Never count out a legend.
Roger Federer, the 17-time Grand Slam champion, who looked down and dusted so often in 2013, is back in the conversation. With coach Stefan Edberg by his side and a new racket in his hands, the 32-year-old is back into the semifinals of the Australian Open for the 11th straight year.
But in order to get back into a major final for the first time since Wimbledon 2012, Federer is going to have to keep turning back the clock to get through the toughest opponent he's faced in his career, Rafael Nadal.
That's right, it's time for another "Fedal" clash. It used to be ritual that the two titans of the game would meet deep in majors at least once or twice a season, but with Federer's ranking dropping in recent years, that's no longer the case.
In fact, the last time the two met at a major was in the semifinals in Melbourne two years ago, when Nadal won in four tough sets. The two will finally meet again on Friday, giving Federer another shot at turning the tables against his familiar foe and at giving fans another opportunity to see this famous rivalry on one of the biggest stages of tennis.
Nadal leads the head-to-head over Federer 22-10, and he has won the last four in a row against the Swiss. He's even more dominant in majors. The two have met in 10 majors, with Nadal winning eight of those battles. Federer hasn't defeated Nadal at a major since the 2007 Wimbledon final, back when Nadal was just 20 years old.
Some might say Federer is doomed, while others would contend he's due.
Though Nadal is the No. 1 player in the world right now and coming off one of the best seasons of his career, and Federer is going in the opposite direction, there are reasons to believe this might be Roger's time to shine.
Over the past two weeks, Federer has actually looked to be in better form than the Spaniard. While Nadal has had to scrap his way through matches against players he far outranks, such as Kei Nishikori and Grigor Dimitrov, Federer has polished off in-form threats like No. 10 Jo-Wilfried Tsonga and No. 4 Andy Murray.
So far in 2014, Federer has a spring in his step and is competing with the hunger of an up-and-comer instead of going through the motions like a veteran on his way out.
A lot of that has to do with his new team member, six-time major champion Stefan Edberg. Edberg, the serve-and-volley master, was one of Federer's tennis idols when he was growing up, and having the coach around giving advice and providing support has clearly been a boost for Federer.
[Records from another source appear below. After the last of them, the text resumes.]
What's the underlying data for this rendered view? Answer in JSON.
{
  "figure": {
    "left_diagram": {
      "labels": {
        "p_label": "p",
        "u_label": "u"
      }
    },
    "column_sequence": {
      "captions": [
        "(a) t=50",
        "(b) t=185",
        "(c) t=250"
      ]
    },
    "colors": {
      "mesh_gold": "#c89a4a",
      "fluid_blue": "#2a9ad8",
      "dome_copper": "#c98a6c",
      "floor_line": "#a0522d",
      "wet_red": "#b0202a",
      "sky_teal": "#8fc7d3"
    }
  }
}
Federer's also waving a bigger wand on the court this year. After momentarily switching from his old 90-inch frame to a more modern 98-inch racket head last summer—and then back again after just a couple of rough tournaments—Federer has firmly committed to the bigger racket in 2014 and beyond, according to The New York Times' Christopher Clarey. The switch is definitely helping him get more pop on his shots, particularly his backhand, which was prone to shanks last year.
But most importantly, Federer is feeling healthy for the first time in over a year, and therefore was able to put in the fitness work he needed during the offseason to be in prime form in Australia.
As he said in an interview on Wednesday, per AusOpen.com, that's been making all the difference in his confidence level:
I've been feeling really well. Physically I know that I can do it. And then because I'm feeling good physically, then I can really think about tactics I want to play, how aggressive or how passive do you want to play. I have all these opportunities now.
Meanwhile, Federer's upcoming opponent has not been looking his best throughout the fortnight. Nadal has been dealing with an ugly blister on his hand, and he's been struggling to find his first serve and the range on his usually lethal forehand.
When you combine those points with the fact that it's supposed to rain on Friday night—meaning the roof in Rod Laver Arena might be closed, which would give Federer the indoor conditions that he loves and Nadal doesn't—it's hard not to give him a chance in this one.
He's certainly not counting himself out.
"Clearly when you're in the semis you start dreaming," Federer said, per AusOpen.com, after he defeated Murray. "There's no doubt about that."
It would be a huge deal for the player, whom many consider to be the greatest of all time, to get back to a major final after so many have recently counted him out. It would be especially sweet if it happened this late in his career, in this particular tournament, with one of the toughest slam draws he's had in his entire career.
Federer is certainly the underdog headed into this match, but underestimate him at your own peril. It's time to see if the man fan's call the Swiss Maestro has a few tricks left up his sleeve.